By Bethany Lane, University of Glasgow MSc Museum Studies postgraduate student
When it became clear that the war was not going to be over by Christmas in 1914, Princess Mary wanted to give the soldiers at the front and the sailors at sea a gift for Christmas. The gifts were planned in October and distributed in time for Christmas. The gifts were extended to include all of those on active service, POWs, and the next of kin of those who had died in 1914. In total, an estimated 2,620,019 tins were circulated across the empire.
In her public fundraising appeal for the gifts, Princess Mary stated:
‘I am sure that we should all be happier to feel that we had helped to send our little token of love and sympathy on Christmas morning, something that would be useful and of permanent value, and the making of which may be the means of providing employment in trades adversely affected by the war.’
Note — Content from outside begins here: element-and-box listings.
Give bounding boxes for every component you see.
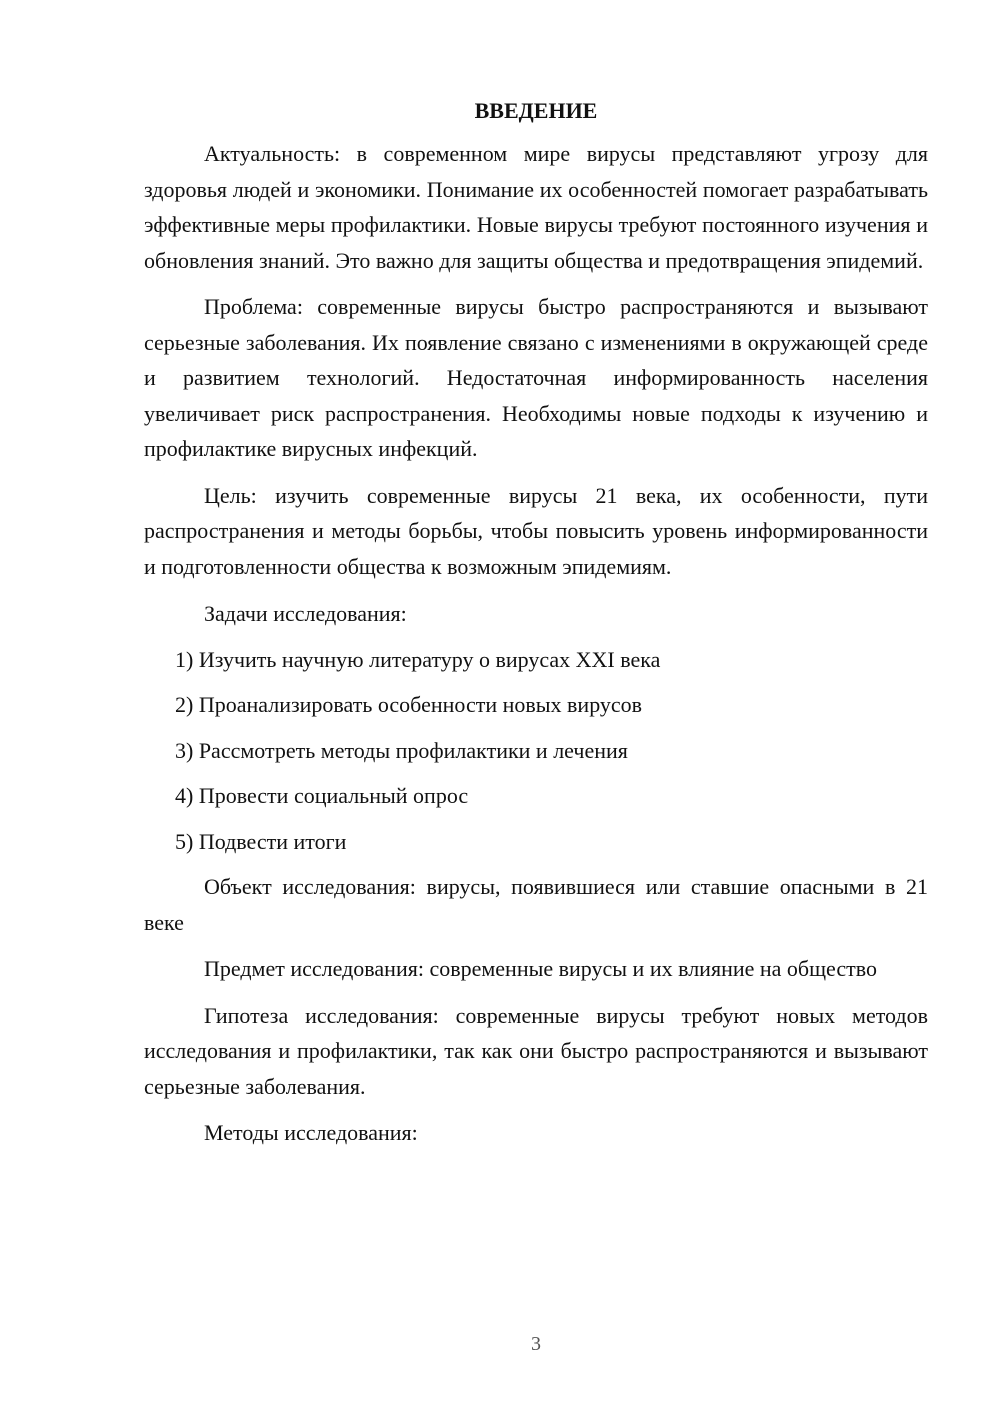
paragraph-hypothesis: Гипотеза исследования: современные вирусы требуют новых методов исследования и профилактики, так как они быстро распространяются и вызывают серьезные заболевания. xyxy=(144,1002,928,1099)
tasks-heading: Задачи исследования: xyxy=(204,601,407,626)
list-item: 5) Подвести итоги xyxy=(175,828,347,854)
paragraph-object: Объект исследования: вирусы, появившиеся или ставшие опасными в 21 веке xyxy=(144,874,928,935)
paragraph-subject: Предмет исследования: современные вирусы и их влияние на общество xyxy=(204,956,877,981)
paragraph-relevance: Актуальность: в современном мире вирусы представляют угрозу для здоровья людей и экономики. Понимание их особенностей помогает разрабатывать эффективные меры профилактики. Новые вирусы требуют постоянного изучения и обновления знаний. Это важно для защиты общества и предотвращения эпидемий. xyxy=(144,141,928,273)
paragraph-methods: Методы исследования: xyxy=(204,1120,418,1145)
paragraph-problem: Проблема: современные вирусы быстро распространяются и вызывают серьезные заболевания. Их появление связано с изменениями в окружающей среде и развитием технологий. Недостаточная информированность населения увеличивает риск распространения. Необходимы новые подходы к изучению и профилактике вирусных инфекций. xyxy=(144,294,928,461)
list-item: 2) Проанализировать особенности новых вирусов xyxy=(175,692,643,717)
tasks-list xyxy=(144,642,928,870)
page-title: ВВЕДЕНИЕ xyxy=(474,98,598,123)
list-item: 3) Рассмотреть методы профилактики и лечения xyxy=(175,737,628,763)
page-number: 3 xyxy=(531,1333,541,1355)
page-content xyxy=(144,96,928,1151)
paragraph-goal: Цель: изучить современные вирусы 21 века, их особенности, пути распространения и методы борьбы, чтобы повысить уровень информированности и подготовленности общества к возможным эпидемиям. xyxy=(144,482,928,579)
list-item: 1) Изучить научную литературу о вирусах XXI века xyxy=(175,646,661,672)
list-item: 4) Провести социальный опрос xyxy=(175,783,469,808)
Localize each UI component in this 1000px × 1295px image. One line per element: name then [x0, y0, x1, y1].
For smokers, the tins contained a card, photograph of the Princess and gifts such as tabacco, cigarettes, pipe and lighter. For non- smokers, the tins contained a card, photograph of the Princess and acid tablets and writing material. Minority groups were respected, for example Sikhs receiving sugar candy and spices. Nurses received chocolate and a card in their tin. When items became difficult to locate, substitute gifts were collected. Examples of these are shaving brushes, combs, pencil cases, postcards, and purses.
The contents from the tin in Erskine’s collection have been long gone but, as a treasured item, it was kept and contained World War One medals, photographs, and letters.